5日、報道陣の電話取材に応じ、この日は幕下力士と10番相撲を取ったといい「体調を崩さない程度に休み休みやっています。いつも通りって感じ。あとは本場所でどういう相撲を取るか、それだけです」と淡々と現状を明かした。

小結だった7月場所で、初めて三役での勝ち越しを経験した。これまでの三役場所と比較して「いい意味で力が抜けている」と分析。「当時は自分の中で勝たないと気分悪いみたいな頑固なところがあった。今は気楽にやってますよ。負けてもいいし。そんな感じで、なるようにしかならないですしね。いろんな無駄なものを省いていって疲れないように。良くなればいいし、ダメなら負ける。それじゃないですかね、答えは」と脱力が効いているという。
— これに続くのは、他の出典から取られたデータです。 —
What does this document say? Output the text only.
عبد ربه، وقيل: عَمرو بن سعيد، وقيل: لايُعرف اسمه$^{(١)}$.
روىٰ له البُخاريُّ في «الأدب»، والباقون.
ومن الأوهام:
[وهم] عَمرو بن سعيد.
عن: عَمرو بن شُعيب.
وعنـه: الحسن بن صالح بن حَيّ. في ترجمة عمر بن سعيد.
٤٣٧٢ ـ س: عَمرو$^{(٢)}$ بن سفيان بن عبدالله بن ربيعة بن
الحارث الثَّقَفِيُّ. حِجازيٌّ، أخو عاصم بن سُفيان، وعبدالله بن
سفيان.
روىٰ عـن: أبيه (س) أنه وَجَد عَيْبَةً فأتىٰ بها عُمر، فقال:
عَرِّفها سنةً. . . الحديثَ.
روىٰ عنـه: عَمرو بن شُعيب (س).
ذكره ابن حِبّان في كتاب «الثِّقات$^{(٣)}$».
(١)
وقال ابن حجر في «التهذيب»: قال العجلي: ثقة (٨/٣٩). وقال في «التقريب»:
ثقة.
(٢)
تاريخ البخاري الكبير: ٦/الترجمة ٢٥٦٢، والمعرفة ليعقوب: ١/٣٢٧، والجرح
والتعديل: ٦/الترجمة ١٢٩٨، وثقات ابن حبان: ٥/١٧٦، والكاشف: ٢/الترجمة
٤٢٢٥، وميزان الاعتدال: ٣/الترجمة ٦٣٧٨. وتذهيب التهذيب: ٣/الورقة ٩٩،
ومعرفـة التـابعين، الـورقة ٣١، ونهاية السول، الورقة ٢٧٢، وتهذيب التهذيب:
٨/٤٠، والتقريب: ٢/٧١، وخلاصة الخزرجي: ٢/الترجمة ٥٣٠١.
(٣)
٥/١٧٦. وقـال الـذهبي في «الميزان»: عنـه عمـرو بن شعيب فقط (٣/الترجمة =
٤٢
取組への意識も変化してきた。05年初場所で初土俵を踏み、今年で角界入りして15年目。「年とってる分、集中力でカバーする。力で持っていくんじゃなくて集中力で倒すというか。そういう気持ちの切り替えで体は動くと思う。考え方じゃないですかね」とベテランならではの思考が功を奏している。

とはいえ「次の場所もそれが通用するか分からない。難しいところ」と毎場所うまくいくわけではない。それでも「2桁目指して頑張りたい。自分のリズムで2桁。自信を持っていくしかない」といい脱力感を持って初の三役2桁勝利を目指す。